Barro, na própria discussão de sua proposição, já havia discutido a questão demográfica ao falar do argumento do altruísmo (herança) que justificaria o efeito da equivalência no, digamos, longo prazo. No caso do post dos autores, a demografia não está tanto no longo prazo, mas no curto prazo (acho que se fala “coorte” lá em demografia). Estamos falando de um modelo de overlapping generations destes simples. Ou seja, no mesmo período de tempo convivem duas gerações distintas: a mais velha e a mais nova (estou supondo, por simplicidade, apenas duas gerações). Só que, ao contrário do modelo de livro-texto, estamos dizendo que o padrão de consumo das gerações é distinto: uma prefere consumir mais fast-food e outra prefere alimentos de maior tempo adicionado (é, eu pensei em algo comohousehold production models que o Tyler Cowen, implicitamente, usa aqui).

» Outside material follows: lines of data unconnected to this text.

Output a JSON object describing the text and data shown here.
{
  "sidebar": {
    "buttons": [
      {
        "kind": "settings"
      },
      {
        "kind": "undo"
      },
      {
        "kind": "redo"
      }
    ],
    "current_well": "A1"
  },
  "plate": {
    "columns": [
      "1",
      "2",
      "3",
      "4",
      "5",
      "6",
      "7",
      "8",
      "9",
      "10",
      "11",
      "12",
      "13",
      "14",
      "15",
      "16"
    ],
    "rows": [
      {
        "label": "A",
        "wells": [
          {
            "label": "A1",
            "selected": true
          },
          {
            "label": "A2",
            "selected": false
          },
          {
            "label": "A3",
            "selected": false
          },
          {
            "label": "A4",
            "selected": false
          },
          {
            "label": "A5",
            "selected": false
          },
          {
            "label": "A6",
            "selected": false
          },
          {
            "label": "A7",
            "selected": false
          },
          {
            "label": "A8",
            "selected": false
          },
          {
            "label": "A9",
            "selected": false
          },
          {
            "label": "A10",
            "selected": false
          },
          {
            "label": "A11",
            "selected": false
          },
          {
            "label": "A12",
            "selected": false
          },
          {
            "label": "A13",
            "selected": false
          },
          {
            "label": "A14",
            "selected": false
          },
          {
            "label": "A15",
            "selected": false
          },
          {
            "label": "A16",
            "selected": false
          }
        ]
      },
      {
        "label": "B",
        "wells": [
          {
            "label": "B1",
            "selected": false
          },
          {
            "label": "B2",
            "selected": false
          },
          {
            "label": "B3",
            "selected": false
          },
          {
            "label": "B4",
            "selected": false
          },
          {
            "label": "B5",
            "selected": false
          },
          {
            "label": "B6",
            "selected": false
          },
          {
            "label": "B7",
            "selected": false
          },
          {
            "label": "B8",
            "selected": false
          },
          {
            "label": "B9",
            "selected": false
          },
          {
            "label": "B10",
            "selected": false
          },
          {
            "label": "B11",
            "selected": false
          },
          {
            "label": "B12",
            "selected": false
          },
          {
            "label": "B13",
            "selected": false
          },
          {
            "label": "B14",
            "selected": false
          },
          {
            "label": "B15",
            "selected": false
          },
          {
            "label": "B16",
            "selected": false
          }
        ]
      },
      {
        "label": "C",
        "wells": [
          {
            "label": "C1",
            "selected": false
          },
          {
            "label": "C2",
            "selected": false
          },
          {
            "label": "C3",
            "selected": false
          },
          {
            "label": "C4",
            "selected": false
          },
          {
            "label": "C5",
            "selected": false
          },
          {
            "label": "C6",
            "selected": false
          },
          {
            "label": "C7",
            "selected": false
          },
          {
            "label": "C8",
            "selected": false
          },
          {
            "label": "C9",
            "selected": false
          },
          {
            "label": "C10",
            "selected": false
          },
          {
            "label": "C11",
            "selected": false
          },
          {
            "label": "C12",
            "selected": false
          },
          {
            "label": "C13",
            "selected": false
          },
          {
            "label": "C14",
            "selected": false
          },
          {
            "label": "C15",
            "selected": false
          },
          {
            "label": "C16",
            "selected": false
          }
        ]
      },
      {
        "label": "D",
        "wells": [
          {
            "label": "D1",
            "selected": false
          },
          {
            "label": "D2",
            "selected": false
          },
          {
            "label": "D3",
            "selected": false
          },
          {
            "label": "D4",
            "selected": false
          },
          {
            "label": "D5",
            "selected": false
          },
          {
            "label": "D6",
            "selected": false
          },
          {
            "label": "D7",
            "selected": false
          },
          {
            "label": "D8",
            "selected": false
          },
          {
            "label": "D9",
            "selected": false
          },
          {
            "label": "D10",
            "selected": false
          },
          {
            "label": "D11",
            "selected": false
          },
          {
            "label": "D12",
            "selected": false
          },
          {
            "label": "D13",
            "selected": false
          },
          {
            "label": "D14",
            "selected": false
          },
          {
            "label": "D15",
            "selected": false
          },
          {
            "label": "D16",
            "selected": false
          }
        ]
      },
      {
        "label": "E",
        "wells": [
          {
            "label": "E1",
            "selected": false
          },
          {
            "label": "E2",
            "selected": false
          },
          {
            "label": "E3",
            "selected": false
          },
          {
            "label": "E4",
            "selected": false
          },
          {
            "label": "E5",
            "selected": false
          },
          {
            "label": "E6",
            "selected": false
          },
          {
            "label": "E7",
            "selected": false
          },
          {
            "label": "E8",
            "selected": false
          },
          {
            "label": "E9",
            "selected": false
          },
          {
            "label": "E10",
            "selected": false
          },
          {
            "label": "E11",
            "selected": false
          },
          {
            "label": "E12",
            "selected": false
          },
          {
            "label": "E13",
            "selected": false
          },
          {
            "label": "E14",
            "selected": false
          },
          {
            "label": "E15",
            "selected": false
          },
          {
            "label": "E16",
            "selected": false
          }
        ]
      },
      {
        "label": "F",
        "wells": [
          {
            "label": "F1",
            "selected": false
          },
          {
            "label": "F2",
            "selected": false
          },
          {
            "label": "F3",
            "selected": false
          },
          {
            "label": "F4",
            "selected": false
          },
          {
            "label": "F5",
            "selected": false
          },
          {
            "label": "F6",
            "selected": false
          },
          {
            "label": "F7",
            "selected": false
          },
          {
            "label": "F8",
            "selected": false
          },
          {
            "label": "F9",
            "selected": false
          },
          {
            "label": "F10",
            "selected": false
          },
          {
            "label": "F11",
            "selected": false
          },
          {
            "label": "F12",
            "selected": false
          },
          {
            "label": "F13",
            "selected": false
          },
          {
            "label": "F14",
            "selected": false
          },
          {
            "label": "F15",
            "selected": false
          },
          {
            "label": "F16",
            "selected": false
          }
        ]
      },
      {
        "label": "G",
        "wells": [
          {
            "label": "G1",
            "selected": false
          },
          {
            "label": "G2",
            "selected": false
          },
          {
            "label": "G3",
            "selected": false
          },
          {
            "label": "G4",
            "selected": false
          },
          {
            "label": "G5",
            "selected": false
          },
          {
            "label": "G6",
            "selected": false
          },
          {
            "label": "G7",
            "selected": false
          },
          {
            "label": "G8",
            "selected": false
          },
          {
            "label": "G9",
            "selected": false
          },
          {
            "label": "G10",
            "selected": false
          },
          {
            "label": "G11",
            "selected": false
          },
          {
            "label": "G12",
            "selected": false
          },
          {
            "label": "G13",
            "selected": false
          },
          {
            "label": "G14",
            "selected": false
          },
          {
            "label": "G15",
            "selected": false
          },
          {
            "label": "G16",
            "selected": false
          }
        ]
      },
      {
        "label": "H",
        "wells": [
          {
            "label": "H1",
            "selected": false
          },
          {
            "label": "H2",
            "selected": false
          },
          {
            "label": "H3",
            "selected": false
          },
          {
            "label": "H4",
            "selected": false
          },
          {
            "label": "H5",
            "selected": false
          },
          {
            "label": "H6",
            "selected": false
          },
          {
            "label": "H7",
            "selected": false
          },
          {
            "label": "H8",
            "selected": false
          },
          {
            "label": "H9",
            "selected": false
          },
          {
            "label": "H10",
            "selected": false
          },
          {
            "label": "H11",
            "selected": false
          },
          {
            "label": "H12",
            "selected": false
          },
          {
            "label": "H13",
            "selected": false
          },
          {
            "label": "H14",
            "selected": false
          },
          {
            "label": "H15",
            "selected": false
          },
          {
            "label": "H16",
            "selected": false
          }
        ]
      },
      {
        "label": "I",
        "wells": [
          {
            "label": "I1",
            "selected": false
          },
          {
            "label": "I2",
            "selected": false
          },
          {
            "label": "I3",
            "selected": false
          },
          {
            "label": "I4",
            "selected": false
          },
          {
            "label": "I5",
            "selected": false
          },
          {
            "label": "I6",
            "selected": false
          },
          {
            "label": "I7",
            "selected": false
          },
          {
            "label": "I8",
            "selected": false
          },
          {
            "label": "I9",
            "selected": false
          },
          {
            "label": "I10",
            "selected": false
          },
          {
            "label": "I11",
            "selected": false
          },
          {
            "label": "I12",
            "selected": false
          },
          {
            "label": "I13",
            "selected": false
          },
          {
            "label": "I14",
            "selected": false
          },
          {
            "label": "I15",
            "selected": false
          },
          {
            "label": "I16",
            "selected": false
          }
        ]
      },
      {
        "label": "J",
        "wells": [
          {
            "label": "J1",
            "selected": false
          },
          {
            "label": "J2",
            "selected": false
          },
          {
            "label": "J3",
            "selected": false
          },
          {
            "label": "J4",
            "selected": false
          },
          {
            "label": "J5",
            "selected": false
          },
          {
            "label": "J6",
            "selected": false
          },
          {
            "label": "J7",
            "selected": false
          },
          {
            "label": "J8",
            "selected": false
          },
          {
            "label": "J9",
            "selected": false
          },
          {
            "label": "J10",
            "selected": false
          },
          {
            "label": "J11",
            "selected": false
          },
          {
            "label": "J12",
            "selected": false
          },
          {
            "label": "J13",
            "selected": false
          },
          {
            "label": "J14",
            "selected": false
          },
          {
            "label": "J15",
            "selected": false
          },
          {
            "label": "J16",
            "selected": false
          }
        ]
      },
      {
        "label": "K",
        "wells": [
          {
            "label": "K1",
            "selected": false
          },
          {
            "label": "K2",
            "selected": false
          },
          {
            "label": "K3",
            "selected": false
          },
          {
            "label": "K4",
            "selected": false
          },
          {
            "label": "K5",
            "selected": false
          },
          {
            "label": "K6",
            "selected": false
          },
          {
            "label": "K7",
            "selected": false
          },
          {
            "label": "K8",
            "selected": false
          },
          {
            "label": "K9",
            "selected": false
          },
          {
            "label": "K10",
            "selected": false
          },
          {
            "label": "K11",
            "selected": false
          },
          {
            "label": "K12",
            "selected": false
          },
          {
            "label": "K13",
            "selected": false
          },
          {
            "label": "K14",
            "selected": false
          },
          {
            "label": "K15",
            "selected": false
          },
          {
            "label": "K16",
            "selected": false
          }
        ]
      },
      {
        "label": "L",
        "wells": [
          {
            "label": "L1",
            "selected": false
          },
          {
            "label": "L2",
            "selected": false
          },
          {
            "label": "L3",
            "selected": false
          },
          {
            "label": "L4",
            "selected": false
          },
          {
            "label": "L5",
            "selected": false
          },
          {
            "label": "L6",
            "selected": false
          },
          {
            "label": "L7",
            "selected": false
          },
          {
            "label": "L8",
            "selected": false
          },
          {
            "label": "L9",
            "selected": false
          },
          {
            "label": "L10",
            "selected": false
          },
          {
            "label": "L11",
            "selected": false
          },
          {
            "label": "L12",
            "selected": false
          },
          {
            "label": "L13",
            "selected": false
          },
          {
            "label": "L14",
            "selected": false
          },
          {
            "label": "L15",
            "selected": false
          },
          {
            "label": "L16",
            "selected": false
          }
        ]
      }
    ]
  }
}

A pergunta, portanto, neste caso, é a seguinte: em um modelo simples, com dois períodos, o que acontece quando tornamos o bem “consumo” (que é, lembre-se, estudante de graduação, sempre sinônimo de consumo de bens não-duráveis) heterogêneo? Primeiro, à la ciclos reais, temos duas gerações e, adicionalmente, agora, colocamos a heterogeneidade do consumo. Suponha que o restante do modelo funciona tal como antes. Ah sim, é importante fazer o destaque didático-científico: mantenha as expectativas racionais. Afinal, pode ser que algo mude (ou não) no modelo, mesmo que não haja nenhuma mudança no tipo de racionalidade dos agentes (esta é uma observação para os eternos apressados que desejam, loucamente, jogar fora a racionalidade sem antes relaxar outras hipóteses do modelo. Interessados vejamisto).

Será que a equivalência barro-ricardiana se mantém? Poderia ser uma questão de prova, mas fica para o espaço de comentários. Preferencialmente, gostaria de ver citações de papers que trataram do assunto com hipóteses semelhantes.

Pesos, medidas e as instituições

Douglas Allen, em seu ótimo, The Institutional Revolution, defende a tese de que uma revolução institucional teria precedido a famosa revolução industrial. Texto importante, é que, para mim, já é candidato a livro-texto básico de qualquer bom curso de História Econômica.

Como sempre, senti falta de alguma coisa mais, digamos, tropical, no livro. Bom, mas como é que vou cobrar isto de um livro que não se propõe a contar a história das instituições em Portugal? Não posso. Isto é mais uma deixa para os pesquisadores brasileiros. Dica de amigo, quem sabe, para alguém que deseje fazer uma dissertação de mestrado sobre o tema.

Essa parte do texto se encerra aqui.